Nestled beside the Manhattan bridge along the East River, the 252 South Sales Center, a new high rise residential tower, embodies the industrial character of the Lower East Side of Manhattan. Images that relish the urban landscape, that bask in the rich tapestry New York creates, and that capture the energetic personality of the city.
Cool, monochromatic tones and digital imagery of both a narrative and abstract nature evoke the diverse charisma of one of New York City’s oldest neighborhoods.
Discover the artists who helped make this collection a reality.
Sweden based graphic artist Elisabeth Fredriksson created three works for 252 South. Self proclaimed color addict and nature lover, Fredriksson combines geometric shapes with bold lines and gilded colors, reminiscent of art deco traditions.
Brooklyn based artist Abby Goodman utilizes daily life experiences, dreams, and journeys to create an autobiographical pastiche. Using the illusive world as a platform to address the human condition, her imagery acts as a harbinger – yet functions as a symbol of hope. Her work, “Copper Brooklyn Bridges”, is an enigmatic combination of texture and opulence.
Reveling in beautiful mistakes, Katy Hirschfeld applies a DIY approach to her collages. Influenced by her personal outlooks and true life experiences, she uses mixed media to create a playful yet culled visualization of social consciousness and the current events of today. The overlapping of many small pieces, arranged in just the right way speaks volumes. She tests the viewer, challenging what they see versus what they feel. Her collage “Lady Liberty” takes a family New York City icon built out of perceived notions about city life.
Elliott Kaufman’s photographs have always revolved around architectural motives, finding inspiration in site-specific photomurals and wall art. Kaufman’s six’s works for 252 South Street perfectly capture the hustle and bustle of New York City.
Photographer Eileen Lerner combines elements of beauty, nature, and architecture. Fascinated with textural composition, she uses the process of deconstruction to bring new meaning to her images. In “River Moonlight”, Lerner added a layer of hazy softness to the image of blurred smoke stacks across the east river.
Interdisciplinary artist Doug McIntosh creates layered images he manipulates by combining natural materials such as wood with technology and digital imagery. He allows himself to go beyond previous limitations, opening up exciting new ways to bend and shape the boundaries of style and process while creating a new voice and visual experience.
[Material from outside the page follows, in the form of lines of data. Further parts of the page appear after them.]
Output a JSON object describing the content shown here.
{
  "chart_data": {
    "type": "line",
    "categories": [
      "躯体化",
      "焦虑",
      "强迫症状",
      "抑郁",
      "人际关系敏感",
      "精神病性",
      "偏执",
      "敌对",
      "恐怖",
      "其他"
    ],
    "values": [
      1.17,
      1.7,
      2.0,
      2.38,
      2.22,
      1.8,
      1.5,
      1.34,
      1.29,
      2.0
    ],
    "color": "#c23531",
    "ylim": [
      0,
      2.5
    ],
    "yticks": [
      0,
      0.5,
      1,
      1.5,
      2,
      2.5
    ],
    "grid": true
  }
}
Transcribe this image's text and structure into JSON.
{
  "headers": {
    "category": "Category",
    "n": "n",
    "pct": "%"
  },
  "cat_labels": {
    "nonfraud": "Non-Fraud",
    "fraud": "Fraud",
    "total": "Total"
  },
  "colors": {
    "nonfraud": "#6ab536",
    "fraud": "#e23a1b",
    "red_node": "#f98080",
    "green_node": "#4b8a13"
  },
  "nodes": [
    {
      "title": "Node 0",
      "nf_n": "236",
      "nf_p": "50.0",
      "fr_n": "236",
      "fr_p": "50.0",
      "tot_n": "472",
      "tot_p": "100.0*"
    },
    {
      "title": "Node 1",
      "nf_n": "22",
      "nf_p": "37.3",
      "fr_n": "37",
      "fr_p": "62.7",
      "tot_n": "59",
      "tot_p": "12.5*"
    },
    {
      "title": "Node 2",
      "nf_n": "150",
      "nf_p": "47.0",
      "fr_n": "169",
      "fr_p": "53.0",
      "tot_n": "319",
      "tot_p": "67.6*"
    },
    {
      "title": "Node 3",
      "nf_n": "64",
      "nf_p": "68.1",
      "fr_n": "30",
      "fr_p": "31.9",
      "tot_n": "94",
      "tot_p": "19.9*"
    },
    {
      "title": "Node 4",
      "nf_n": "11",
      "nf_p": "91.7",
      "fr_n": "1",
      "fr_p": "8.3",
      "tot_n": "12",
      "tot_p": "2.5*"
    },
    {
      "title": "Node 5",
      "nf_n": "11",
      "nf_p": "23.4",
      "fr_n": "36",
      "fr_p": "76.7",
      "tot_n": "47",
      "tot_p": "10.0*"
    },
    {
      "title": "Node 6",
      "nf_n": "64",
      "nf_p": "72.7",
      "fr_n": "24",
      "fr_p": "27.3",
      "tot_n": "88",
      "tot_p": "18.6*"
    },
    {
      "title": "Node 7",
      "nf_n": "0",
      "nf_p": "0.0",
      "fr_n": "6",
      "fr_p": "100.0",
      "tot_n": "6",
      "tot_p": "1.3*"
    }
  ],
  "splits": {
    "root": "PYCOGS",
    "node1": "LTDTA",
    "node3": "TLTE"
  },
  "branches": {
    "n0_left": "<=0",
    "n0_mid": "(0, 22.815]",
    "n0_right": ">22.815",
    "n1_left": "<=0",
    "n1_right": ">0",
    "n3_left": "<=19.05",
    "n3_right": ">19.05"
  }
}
Monica Perez’s works are expressions of emotion through the medium of paint on canvas. Uniting paint and design, her aesthetic merges tactile and digital techniques.
Toni Silber-Delerive creates aerial-view paintings, representing diverse places and spaces of the contemporary landscape. By flattening the surface planes, she conveys the textures of abstract space – a new view of the world around us. “NYC Water Tanks” takes a familiar view from the New York skyline and re-creates it through her eyes. The charming colors and interplay of shape, this street scene is Silber-Delerive’s own interpretation.
New York born and bred, photographer Richard Silver has traveled extensively, focuses on documenting beautiful structures and cultures, both ancient and modern, throughout our diverse world. For 252 South, Silver shot a monumental view from underneath the Manhattan Bridge.
Multi media artist Monika Striegel’s work embodies inspiration, happiness, love, and hard work. Her process isn’t planned, instead she just creates. Her work for 252 South is brings the perfect visual statement to the buildings industrial presence.
Photographer Roberto Vincentore tells stories through his photographs. Analyzing subtle differences in faces, natural and urban landscapes he is fascinated with the differences between entity and identity. His photograph of the Manhattan Bridge with the Empire State Building in the background, called “New York Ballads” is a stunning letter to a city seen through the eyes of someone who calls the city his home.